- Occupation: Historian
- Awards: Mary Lemessurier Award, James Burns Scholarship

Academic background
- Alma mater: University of Oxford
- Doctoral advisor: Professor Mark Harrison

Academic work
- Discipline: History
- Sub-discipline: Medicine, colonialism, Canadian history
- Institutions: Uncomfortable Oxford
- Website: https://www.history.ox.ac.uk/people/paula-larsson

= Paula Larsson =

Canadian historian

Paula Larsson is a Canadian historian of medical and colonial history at the University of Oxford. She is most notable for her research into the history of eugenics, social darwinism, the First Nations of Canada, and most prominently the history of anti-vaccine conspiracies in Canada. She is a winner of both The James Burn Scholarship and the Mary Lemessurier Award.

== Early life ==
Paula Larsson grew up in a large family based in Calgary, Canada. She was once a volunteer with a charity organisation known as Feed the Hungry.

== Public engagement ==
Larsson's activities largely involve public engagement with local history in Oxford. She was one of the developers of the Oxford and Empire Network, and the co-founder of Uncomfortable Oxford. She is also a writer for The Conversation, where she contributes to the history of vaccine hesitancy in the English speaking world, and topics such as racism within anti-vaccinations movements, the polio vaccine heist of 1959, and the recycling of anti-vaccine talking points from the nineteenth century to the present day. She is also a contributor to the Canadian Eugenics Archive.

== Other activities ==
Larsson was one the president of the University of Oxford's Canadian students society.

== Awards ==

- Mary Lemessurier Award (2017).
- The James Burn Scholarship (2018).

== Publications ==

- Larsson, Paula, Diana Mansell, Frank W. Stahnisch, eds. Bedside to Community: Fifty years of Contributions to the Health of Albertans by the University of Calgary.
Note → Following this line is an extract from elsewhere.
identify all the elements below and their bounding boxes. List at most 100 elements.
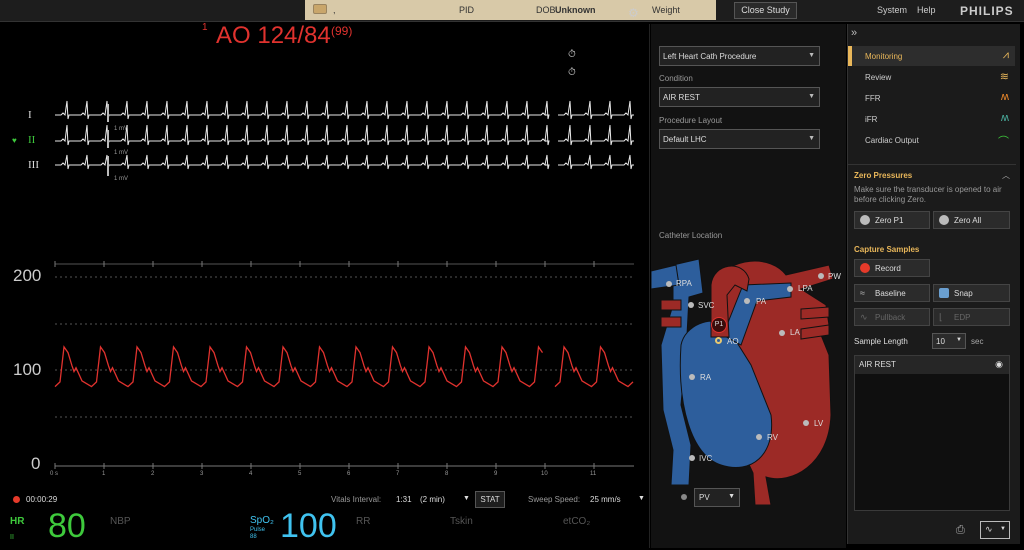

Calgary: University of Calgary Press, 2019.
- Larsson, Paula, “A History of Aboriginal Health Research within the Faculty (Cumming School) of Medicine, University of Calgary, 1966 – 2016,” in Bedside to Community: Fifty years of Contributions to the Health of Albertans by the University of Calgary, Paula Larsson, Diana Mansell, Frank W. Stahnisch (editors). Calgary: University of Calgary Press, 2019.
- Larsson, Paula. "Lessons in Race: Curriculum in Indian Residential Schools, 1930-1950." History of Intellectual Culture 11, 1 (2014–16).
- Larsson, Paula. “Escaping the Asylum: Patient Resistance at the Toronto Asylum for the Insane, 1900-1940,” Proceedings of the 2013 History of Medicine Days Conference. Cambridge Scholars Publishing, 2018.